He Clearly Suffers From an Irony Deficiency

On August 7th Matt Murphy caught Barry Bond’s 756th home run and has become an instant celebrity. The obvious question here is what the 22 year old will do with the ball. It seems obvious that the ball (tainted though it may be) belongs in the Baseball Hall of Fame in Cooperstown. So what do you do if you have something that belongs in the Hall but could fetch $500,000 if sold? Matt’s answer is this: “Ideally, what I would love to happen would be for someone [ie, not me] to buy the ball and donate it to the Hall of Fame. It’s a piece of history and belongs in the Hall.” I guess the idea of donating it himself isn’t an option.

2 thoughts on “He Clearly Suffers From an Irony Deficiency

  1. So on the one hand, I totally sympathize with the notion that he should consider donating it to the Hall of Fame.

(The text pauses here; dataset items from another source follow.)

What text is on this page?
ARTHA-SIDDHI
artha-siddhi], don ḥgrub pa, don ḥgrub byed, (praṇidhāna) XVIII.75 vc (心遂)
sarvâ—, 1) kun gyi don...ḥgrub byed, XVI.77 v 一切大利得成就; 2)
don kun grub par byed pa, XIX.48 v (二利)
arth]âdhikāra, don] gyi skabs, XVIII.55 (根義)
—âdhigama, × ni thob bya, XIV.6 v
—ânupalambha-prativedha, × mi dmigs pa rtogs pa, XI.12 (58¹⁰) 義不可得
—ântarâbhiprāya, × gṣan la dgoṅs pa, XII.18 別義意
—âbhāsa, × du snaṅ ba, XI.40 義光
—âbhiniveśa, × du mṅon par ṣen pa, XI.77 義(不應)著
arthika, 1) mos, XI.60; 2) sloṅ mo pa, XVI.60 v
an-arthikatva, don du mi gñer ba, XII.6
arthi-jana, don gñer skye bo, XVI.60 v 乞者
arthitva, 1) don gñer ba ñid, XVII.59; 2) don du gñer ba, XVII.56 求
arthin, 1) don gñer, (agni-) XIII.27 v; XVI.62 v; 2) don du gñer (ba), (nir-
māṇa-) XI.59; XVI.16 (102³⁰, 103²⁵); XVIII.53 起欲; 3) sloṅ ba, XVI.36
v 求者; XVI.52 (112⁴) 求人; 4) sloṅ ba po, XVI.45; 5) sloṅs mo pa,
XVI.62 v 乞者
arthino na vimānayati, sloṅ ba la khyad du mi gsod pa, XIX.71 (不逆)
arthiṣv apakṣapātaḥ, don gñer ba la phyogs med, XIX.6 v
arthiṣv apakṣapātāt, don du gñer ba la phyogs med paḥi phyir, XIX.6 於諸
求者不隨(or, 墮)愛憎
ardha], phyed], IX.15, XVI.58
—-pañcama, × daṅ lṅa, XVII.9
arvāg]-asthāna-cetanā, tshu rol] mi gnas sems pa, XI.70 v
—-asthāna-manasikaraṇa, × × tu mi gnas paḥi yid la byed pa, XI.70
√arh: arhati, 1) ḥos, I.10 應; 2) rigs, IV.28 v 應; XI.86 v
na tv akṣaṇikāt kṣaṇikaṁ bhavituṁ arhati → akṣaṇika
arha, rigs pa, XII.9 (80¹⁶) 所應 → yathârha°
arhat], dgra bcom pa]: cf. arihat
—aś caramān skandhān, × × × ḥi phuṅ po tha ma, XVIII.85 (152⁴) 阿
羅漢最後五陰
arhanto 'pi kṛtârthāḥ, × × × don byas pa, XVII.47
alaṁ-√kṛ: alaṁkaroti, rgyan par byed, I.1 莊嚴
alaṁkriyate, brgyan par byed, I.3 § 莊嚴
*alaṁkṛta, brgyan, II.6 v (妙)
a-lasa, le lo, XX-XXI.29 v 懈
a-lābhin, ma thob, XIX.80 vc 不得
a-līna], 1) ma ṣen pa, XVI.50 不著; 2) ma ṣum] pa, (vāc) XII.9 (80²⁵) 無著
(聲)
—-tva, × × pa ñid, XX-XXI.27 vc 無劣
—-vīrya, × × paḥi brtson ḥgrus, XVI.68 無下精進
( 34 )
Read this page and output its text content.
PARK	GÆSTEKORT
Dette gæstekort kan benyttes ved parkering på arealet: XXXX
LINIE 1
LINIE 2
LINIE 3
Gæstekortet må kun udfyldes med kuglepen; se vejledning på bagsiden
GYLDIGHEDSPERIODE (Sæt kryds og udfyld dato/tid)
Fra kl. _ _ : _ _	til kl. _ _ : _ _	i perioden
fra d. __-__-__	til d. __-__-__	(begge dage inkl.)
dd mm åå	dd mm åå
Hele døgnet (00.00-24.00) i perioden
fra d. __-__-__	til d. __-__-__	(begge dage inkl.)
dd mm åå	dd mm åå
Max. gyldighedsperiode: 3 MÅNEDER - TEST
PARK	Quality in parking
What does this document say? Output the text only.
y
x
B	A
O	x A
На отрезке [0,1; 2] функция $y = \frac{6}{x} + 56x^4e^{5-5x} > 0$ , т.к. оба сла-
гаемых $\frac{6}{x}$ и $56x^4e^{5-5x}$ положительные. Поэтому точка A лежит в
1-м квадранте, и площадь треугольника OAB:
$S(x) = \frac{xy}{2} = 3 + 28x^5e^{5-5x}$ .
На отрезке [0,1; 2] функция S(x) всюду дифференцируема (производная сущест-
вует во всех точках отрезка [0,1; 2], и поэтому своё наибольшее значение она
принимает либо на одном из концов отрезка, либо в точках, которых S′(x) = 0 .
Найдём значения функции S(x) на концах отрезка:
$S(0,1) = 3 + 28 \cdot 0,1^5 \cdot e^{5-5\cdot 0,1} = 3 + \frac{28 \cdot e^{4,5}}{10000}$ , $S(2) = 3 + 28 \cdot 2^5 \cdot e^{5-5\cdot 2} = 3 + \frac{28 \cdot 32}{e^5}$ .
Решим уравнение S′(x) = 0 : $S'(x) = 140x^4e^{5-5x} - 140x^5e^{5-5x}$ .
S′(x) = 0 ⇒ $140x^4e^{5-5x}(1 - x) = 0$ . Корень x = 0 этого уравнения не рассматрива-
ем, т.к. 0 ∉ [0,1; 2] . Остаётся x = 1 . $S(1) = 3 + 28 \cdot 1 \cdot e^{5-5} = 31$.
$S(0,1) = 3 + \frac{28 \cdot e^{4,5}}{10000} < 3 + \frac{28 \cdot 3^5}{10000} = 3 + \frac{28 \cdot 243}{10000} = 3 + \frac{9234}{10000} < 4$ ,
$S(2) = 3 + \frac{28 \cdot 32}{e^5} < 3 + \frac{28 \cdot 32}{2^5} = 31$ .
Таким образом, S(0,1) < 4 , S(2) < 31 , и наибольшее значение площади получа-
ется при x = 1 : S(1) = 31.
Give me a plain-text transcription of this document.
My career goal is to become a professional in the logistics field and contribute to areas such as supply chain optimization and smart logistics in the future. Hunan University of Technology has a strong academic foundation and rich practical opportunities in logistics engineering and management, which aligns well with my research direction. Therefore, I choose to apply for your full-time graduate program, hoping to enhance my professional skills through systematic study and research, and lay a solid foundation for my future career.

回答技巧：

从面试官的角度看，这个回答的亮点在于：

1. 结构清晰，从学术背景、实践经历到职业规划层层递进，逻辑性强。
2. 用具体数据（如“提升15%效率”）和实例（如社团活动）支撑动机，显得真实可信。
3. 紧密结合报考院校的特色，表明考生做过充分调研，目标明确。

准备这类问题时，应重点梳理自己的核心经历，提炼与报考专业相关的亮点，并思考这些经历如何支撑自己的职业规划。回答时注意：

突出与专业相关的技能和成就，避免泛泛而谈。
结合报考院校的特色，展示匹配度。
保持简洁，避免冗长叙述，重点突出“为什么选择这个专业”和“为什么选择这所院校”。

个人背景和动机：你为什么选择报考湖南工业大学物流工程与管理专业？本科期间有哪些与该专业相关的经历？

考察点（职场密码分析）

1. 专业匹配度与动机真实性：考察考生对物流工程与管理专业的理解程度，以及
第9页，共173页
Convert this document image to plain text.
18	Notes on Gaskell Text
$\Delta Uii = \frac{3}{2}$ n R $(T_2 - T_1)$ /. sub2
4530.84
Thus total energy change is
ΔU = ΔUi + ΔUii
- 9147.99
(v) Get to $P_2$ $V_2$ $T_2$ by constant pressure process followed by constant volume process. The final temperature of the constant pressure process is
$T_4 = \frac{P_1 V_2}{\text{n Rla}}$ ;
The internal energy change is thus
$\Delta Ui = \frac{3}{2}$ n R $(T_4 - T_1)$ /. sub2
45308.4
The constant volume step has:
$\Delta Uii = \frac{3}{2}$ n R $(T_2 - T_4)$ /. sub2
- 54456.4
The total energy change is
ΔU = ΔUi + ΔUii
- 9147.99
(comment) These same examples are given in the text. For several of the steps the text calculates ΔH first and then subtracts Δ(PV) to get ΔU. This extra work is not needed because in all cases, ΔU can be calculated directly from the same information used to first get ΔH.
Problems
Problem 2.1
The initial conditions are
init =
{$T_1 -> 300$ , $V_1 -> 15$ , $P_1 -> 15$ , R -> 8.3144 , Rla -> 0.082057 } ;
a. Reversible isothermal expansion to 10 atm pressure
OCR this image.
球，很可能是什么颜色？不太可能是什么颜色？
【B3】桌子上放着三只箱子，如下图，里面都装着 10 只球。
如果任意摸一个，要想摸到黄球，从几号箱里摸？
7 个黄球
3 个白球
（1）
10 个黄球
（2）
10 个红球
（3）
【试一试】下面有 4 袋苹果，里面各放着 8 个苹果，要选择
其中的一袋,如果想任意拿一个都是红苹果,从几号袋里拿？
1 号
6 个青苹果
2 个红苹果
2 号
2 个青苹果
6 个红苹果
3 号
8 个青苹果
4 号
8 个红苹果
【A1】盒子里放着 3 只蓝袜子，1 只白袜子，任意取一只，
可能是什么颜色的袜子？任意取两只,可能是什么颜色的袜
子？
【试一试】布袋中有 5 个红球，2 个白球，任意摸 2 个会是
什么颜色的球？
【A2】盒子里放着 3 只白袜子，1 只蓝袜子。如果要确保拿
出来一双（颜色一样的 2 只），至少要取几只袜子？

    On the other hand, I must admit, I’m not at all convinced the ball should go to Cooperstown. And totally not because of the drug issue (though that’s another one worth considering), but because what did that ball do to deserve being put in a museum? It happened to be thrown at the right time in the right game. Somewhat lucky, since balls generally only last 7 or so pitches, but I just don’t think that its a good representation of Barry’s accomplishment. Now, his bat (though even that changes a lot I guess), jersey, things he uses more often…. Those are what I think should be in the museum. I don’t care for the 756th baseball he flung out of the park. Its part of the history is just so small.

  2. Interesting point. The Hall of Fame is also very much a museum and has all sorts of memorabilia (and some from people who aren’t in the Hall). I guess my best answer is that all of those things (ball, bat, jersey, syringe–oops!) should be there.

    That said, Hand Aaron’s 755th home run ball is now owned by a private party and is in a safety deposit box. It was caught by Milwaukee Brewer’s employee Richard Arndt who was fired because he refused to give it up (he asked to be able to present to Hank Aaron himself and was turned down. When he refused to give it up, he was fired). Arndt later sold it to Andrew Knuth in 1999.

    So maybe all these things belong in the Hall.